"It's not often that I go as far as saying that treatment amounts to [being] cruel and inhuman ... that's really because Client A has been secluded for such an unacceptably long time," Boshier told the Herald.
Repeat recommendations by his office had been made over the years to address the man's treatment, Boshier said, but not nearly enough had been done.
"Even when we called last Friday - that's the most recent call and inspection - we still have no assurance that his immediate, medium-term future is going to be improved."
Client A had challenging behaviour including violence, Boshier said, but other facilities in New Zealand had shown the response didn't need to be seclusion.

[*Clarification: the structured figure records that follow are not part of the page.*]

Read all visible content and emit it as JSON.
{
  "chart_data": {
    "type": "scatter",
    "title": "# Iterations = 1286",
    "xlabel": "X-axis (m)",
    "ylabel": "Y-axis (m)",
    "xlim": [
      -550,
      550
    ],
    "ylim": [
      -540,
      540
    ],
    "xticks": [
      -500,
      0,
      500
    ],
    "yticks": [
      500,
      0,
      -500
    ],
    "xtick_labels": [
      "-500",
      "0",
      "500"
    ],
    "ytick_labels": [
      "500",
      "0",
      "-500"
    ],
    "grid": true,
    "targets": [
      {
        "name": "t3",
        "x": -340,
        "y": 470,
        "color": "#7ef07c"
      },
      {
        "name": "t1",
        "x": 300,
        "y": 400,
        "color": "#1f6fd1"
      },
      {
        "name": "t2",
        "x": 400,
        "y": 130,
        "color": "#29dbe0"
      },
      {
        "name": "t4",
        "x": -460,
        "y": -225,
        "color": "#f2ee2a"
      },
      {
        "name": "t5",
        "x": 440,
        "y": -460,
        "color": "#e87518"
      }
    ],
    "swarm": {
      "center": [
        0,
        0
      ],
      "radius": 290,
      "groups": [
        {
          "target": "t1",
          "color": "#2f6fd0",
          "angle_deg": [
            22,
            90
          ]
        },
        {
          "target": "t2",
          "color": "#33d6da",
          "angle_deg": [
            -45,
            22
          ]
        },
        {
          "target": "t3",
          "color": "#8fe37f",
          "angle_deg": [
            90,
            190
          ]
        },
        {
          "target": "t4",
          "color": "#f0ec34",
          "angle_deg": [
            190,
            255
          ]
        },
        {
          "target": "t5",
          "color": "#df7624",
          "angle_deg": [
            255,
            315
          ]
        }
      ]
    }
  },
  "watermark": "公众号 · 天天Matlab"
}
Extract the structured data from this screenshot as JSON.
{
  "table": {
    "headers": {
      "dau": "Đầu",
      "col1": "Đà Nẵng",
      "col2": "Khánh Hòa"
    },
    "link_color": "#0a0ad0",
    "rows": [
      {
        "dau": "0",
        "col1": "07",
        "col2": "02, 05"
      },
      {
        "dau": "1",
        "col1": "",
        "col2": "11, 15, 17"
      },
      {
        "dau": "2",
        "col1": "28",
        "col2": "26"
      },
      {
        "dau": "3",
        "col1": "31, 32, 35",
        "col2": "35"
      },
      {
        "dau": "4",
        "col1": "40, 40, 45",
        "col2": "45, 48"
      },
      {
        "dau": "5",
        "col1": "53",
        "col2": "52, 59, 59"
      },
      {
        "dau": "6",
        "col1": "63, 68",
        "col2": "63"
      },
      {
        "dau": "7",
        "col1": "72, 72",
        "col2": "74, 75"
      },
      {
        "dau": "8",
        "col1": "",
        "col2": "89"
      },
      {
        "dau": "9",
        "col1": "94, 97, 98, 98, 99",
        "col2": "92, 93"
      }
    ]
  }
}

He didn't blame the staff, who were also working in challenging conditions.
"I find it to be cruel and inhuman that you seclude someone in their own space, and they are only able to interact with anyone else through a wire mesh fence. And that is the only interaction they have. I find that a curiously repressive way of managing behaviour."
Client A's care was the subject of a previous Ombudsman report in 2014, which called for changes. A follow-up inspection in 2017 found he was still living in the same de-escalation bedroom he had been for more than five years.
The man was in the same room at the time of the latest inspection in 2020. Since two staff were assaulted the previous year he hadn't had face-to-face contact with staff or other patients, other than through a wire fence.
In the weeks after the 2020 inspection Client A was moved to new accommodation. Boshier visited in February to inspect the changes and speak to him.
"Their living area was more attractive and spacious, there was an activities room, and the use of a restraint belt means they could have contact with staff," Boshier said.
"However, while I acknowledge the progress made in the care of Client A, they were, as of February, still effectively in seclusion. They remained alone, in a locked area, unable to leave. If they needed to use the bathroom at night, then staff need to be called. Client A remained in conditions that are not fit for purpose."
The Ombudsman undertook another inspection last Friday, and discovered Client A had been moved back to his old living conditions because of renovations to install a kitchenette, expected to last at least eight weeks.
"He has been on this rollercoaster of unacceptable conditions, then some improvement, back to where he was. There is apparently a longer-term plan for him to be in a purpose-built facility. But it shouldn't have taken this long and so many repeat recommendations to begin to get traction," Boshier told the Herald.
The Chief Ombudsman's recommendations include that, as a matter of urgency, Client A is provided with daily access to fresh air, the chance to exercise, and have meaningful engagement with others. "Seclusion Room One" should also be decommissioned urgently, Boshier recommended, and seclusion rooms should never be used as bedrooms.
Karla Bergquist, Capital & Coast DHB's executive director for mental health, addiction and intellectual disability services, told the Herald Client A "has never been managed in seclusion - they were accommodated in a room in the de-escalation wing and provided with the best possible care".
"This person is now appropriately accommodated in a modified wing of the unit with a living area, activity area and bathroom."
Staff used their clinical judgment when deciding where to put patients, she said, and work hard to "strike a balance between supporting and treating people with complex needs, while ensuring the safety and protection of others being cared for".
The service had implemented many of the Ombudsman's recommendations in recent years, Bergquist said, but there were challenges, including high nationwide demand.
A new purpose-built, six-unit facility was being built next to the existing Haumietiketike unit and would be completed early next year. It will "enhance the quality of life for people through a personalised, flexible and safe environment", Bergquist said.
In July the Ombudsman released a highly critical report into the Ministry of Health's stewardship of facilities for the intellectually disabled, which found DHBs weren't properly funded to run the units.
"So the extent to which these facilities are overcrowded and not fit for purpose, you have to ask yourself, where the stewardship of the Ministry of Health actually is," Boshier said.